O projeto sionista não tinha um mapa definido (mas vários). Esse mapa emergiu em 1922, e foi traçado, não pelos sionistas, mas pelo Império Britânico: a Palestina Britânica. Assim, quando em 1947 a onu a dividiu, destinando uma parte a Israel e outra a um Estado árabe, dividiu igualmente o movimento sionista. A parte dominante do movimento, liderada por Ben Gurion, foi a que se resignou à partilha, fundando o Estado de Israel (a outra parte, naturalmente, era a dos que sonhavam em anexar Gaza e a Cisjordânia, e ganharia um novo impulso com as ocupações de 1967). No lado árabe, ao contrário, a parte amplamente dominante de seu espectro político, liderada pelo mufti de Jerusalém, foi a que recusou a partilha, criando o objetivo geopolítico de destruir o Estado de Israel.
 
Além da ironia de Israel ter dado afinal legitimidade à olp e ao próprio movimento palestino, outra grande ironia da situação é o fato de que a causa palestina original, reconstituir a antiga Palestina Britânica, de certa forma legitimaria aqueles grupos políticos israelenses que, desde a aceitação da partilha por Ben Gurion, sempre quiseram a mesmíssima coisa. A diferença é o meio: os palestinos, para consegui-lo, devem destruir Israel, enquanto esses grupos israelenses apenas precisam impedir que se construa o Estado palestino.

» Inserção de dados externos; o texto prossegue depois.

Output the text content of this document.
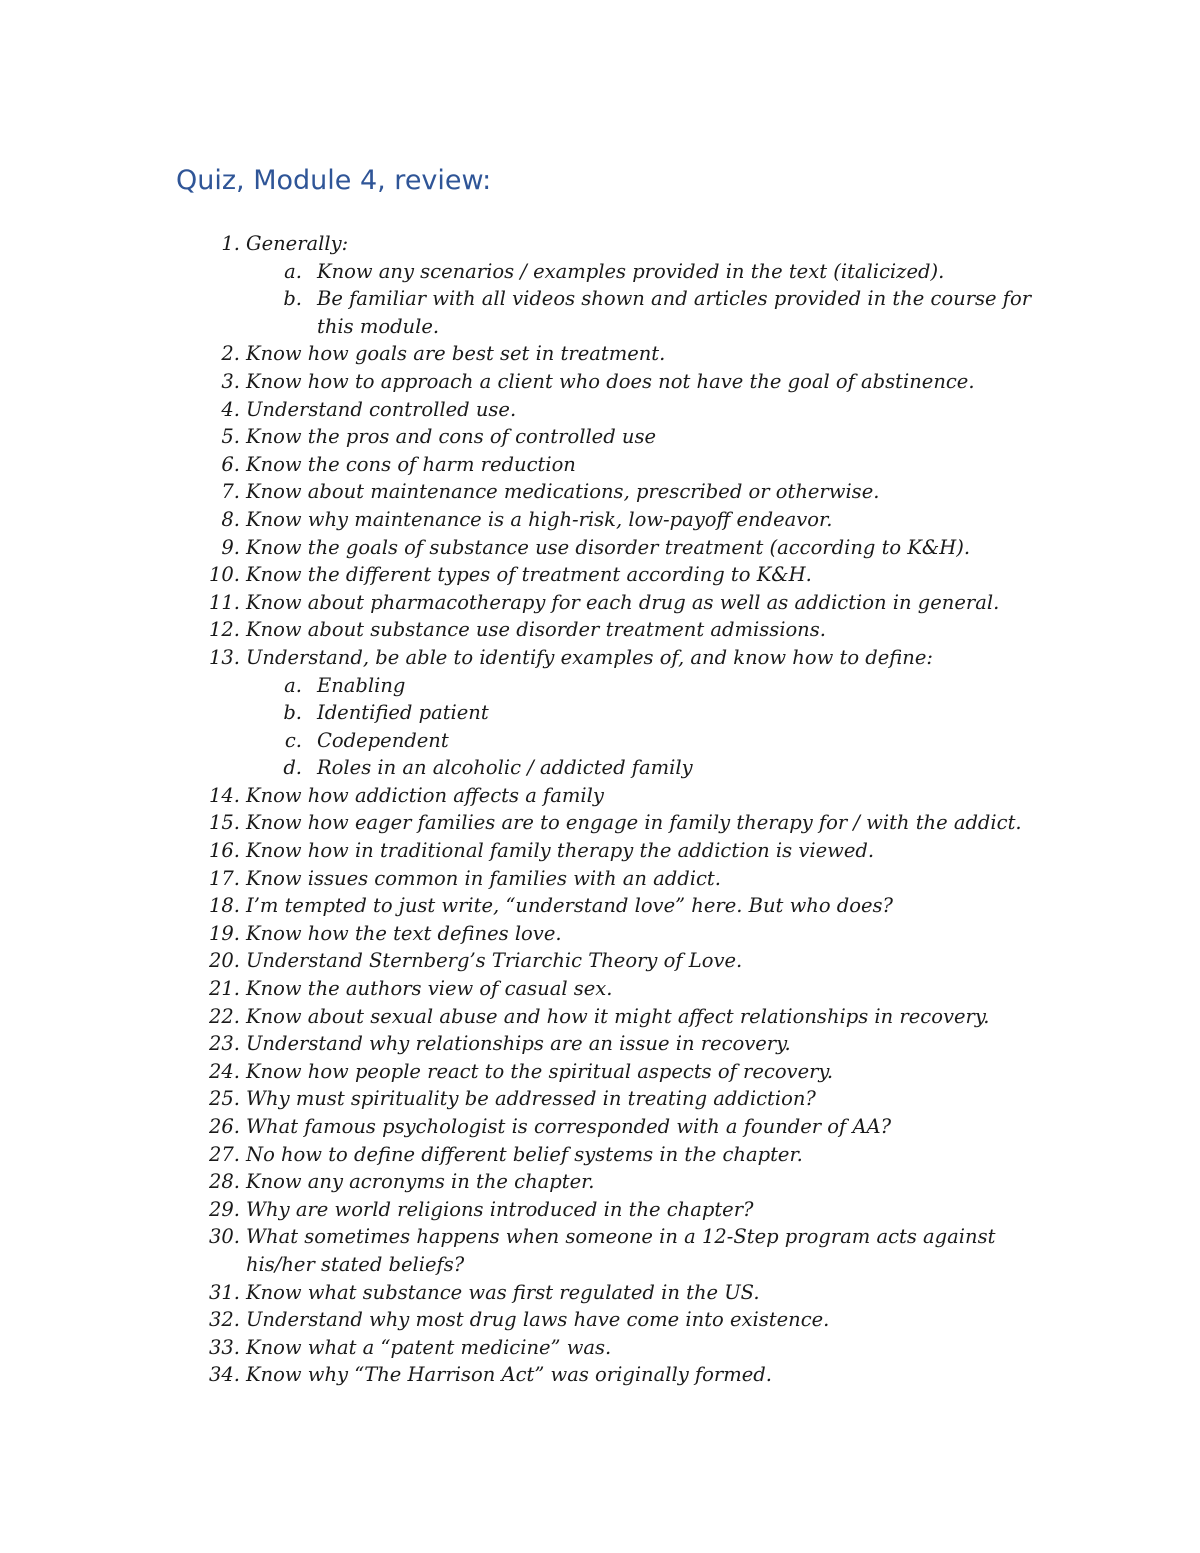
Quiz, Module 4, review:
1. Generally:
a. Know any scenarios / examples provided in the text (italicized).
b. Be familiar with all videos shown and articles provided in the course for
this module.
2. Know how goals are best set in treatment.
3. Know how to approach a client who does not have the goal of abstinence.
4. Understand controlled use.
5. Know the pros and cons of controlled use
6. Know the cons of harm reduction
7. Know about maintenance medications, prescribed or otherwise.
8. Know why maintenance is a high-risk, low-payoff endeavor.
9. Know the goals of substance use disorder treatment (according to K&H).
10. Know the different types of treatment according to K&H.
11. Know about pharmacotherapy for each drug as well as addiction in general.
12. Know about substance use disorder treatment admissions.
13. Understand, be able to identify examples of, and know how to define:
a. Enabling
b. Identified patient
c. Codependent
d. Roles in an alcoholic / addicted family
14. Know how addiction affects a family
15. Know how eager families are to engage in family therapy for / with the addict.
16. Know how in traditional family therapy the addiction is viewed.
17. Know issues common in families with an addict.
18. I’m tempted to just write, “understand love” here. But who does?
19. Know how the text defines love.
20. Understand Sternberg’s Triarchic Theory of Love.
21. Know the authors view of casual sex.
22. Know about sexual abuse and how it might affect relationships in recovery.
23. Understand why relationships are an issue in recovery.
24. Know how people react to the spiritual aspects of recovery.
25. Why must spirituality be addressed in treating addiction?
26. What famous psychologist is corresponded with a founder of AA?
27. No how to define different belief systems in the chapter.
28. Know any acronyms in the chapter.
29. Why are world religions introduced in the chapter?
30. What sometimes happens when someone in a 12-Step program acts against
his/her stated beliefs?
31. Know what substance was first regulated in the US.
32. Understand why most drug laws have come into existence.
33. Know what a “patent medicine” was.
34. Know why “The Harrison Act” was originally formed.
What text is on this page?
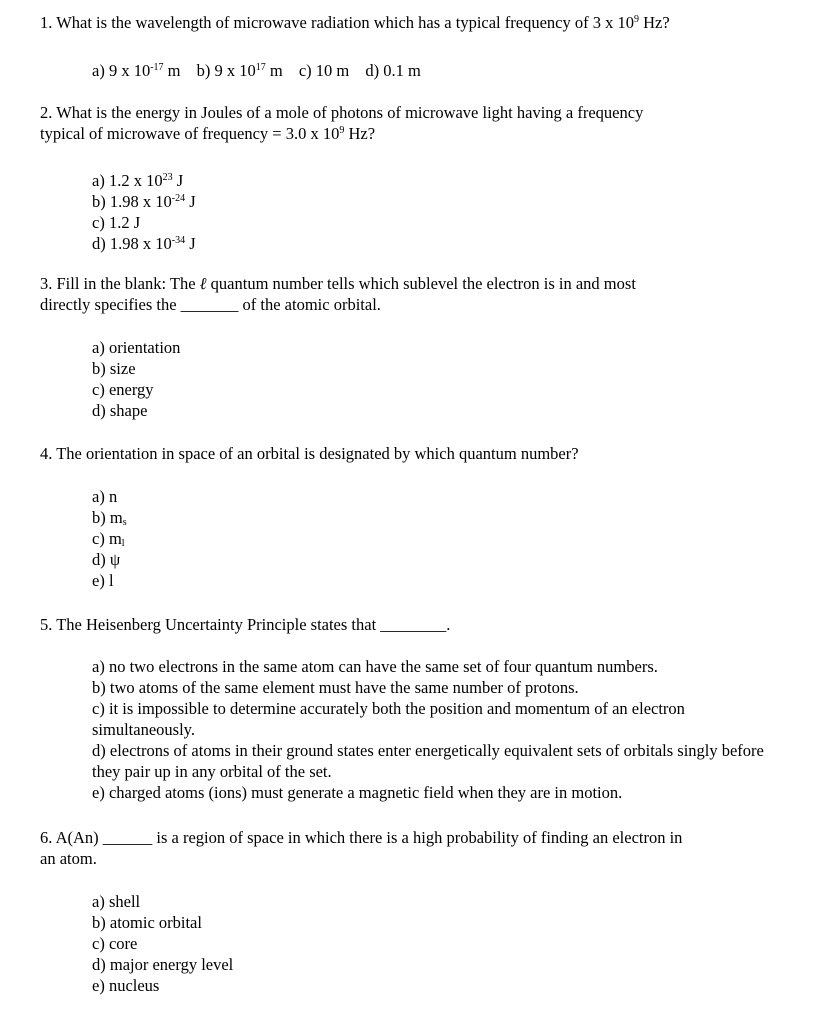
1. What is the wavelength of microwave radiation which has a typical frequency of 3 x $10^9$ Hz?
a) 9 x $10^{-17}$ m b) 9 x $10^{17}$ m c) 10 m d) 0.1 m
2. What is the energy in Joules of a mole of photons of microwave light having a frequency
typical of microwave of frequency = 3.0 x $10^9$ Hz?
a) 1.2 x $10^{23}$ J
b) 1.98 x $10^{-24}$ J
c) 1.2 J
d) 1.98 x $10^{-34}$ J
3. Fill in the blank: The ℓ quantum number tells which sublevel the electron is in and most
directly specifies the _______ of the atomic orbital.
a) orientation
b) size
c) energy
d) shape
4. The orientation in space of an orbital is designated by which quantum number?
a) n
b) $m_s$
c) $m_l$
d) ψ
e) l
5. The Heisenberg Uncertainty Principle states that ________.
a) no two electrons in the same atom can have the same set of four quantum numbers.
b) two atoms of the same element must have the same number of protons.
c) it is impossible to determine accurately both the position and momentum of an electron simultaneously.
d) electrons of atoms in their ground states enter energetically equivalent sets of orbitals singly before they pair up in any orbital of the set.
e) charged atoms (ions) must generate a magnetic field when they are in motion.
6. A(An) ______ is a region of space in which there is a high probability of finding an electron in
an atom.
a) shell
b) atomic orbital
c) core
d) major energy level
e) nucleus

Para isso, contam com o apoio involuntário dos próprios grupos palestinos que querem destruir Israel e, deste modo, atrapalham as forças políticas palestinas que afinal escolheram construir um Estado palestino, além de impedir que a população israelense apóie maciçamente sua construção.
 
Os palestinos, que hoje se reconhecem como um povo, devem constituir seu Estado independente, não porque isto seja a tradução geopolítica de alguma justiça cósmica, mas tão-somente porque o querem. Querer que, por sua vez, não é obrigatório (entre 1948 e 1967 não quiseram a independência de Gaza do Egito e da Cisjordânia da Jordânia). Os franceses do Quebec têm o direito constitucional de se separar, mas não o exercem.
 
Os porto-riquenhos estão divididos ao dos eua. Apenas uma pequena minoria dos bascos deseja a independência. Os kosovares querem separar-se da Sérvia, não para ser independentes, mas para se fundirem à Albânia. Os palestinos devem, enfim, construir um Estado independente, sendo este o desejo da maioria. Este deve, portanto, ser o sólido e inquestionável desejo da maioria, negando e renegando o desejo alternativo de destruir Israel. Seu mais forte aliado, então, será a maioria da população israelense.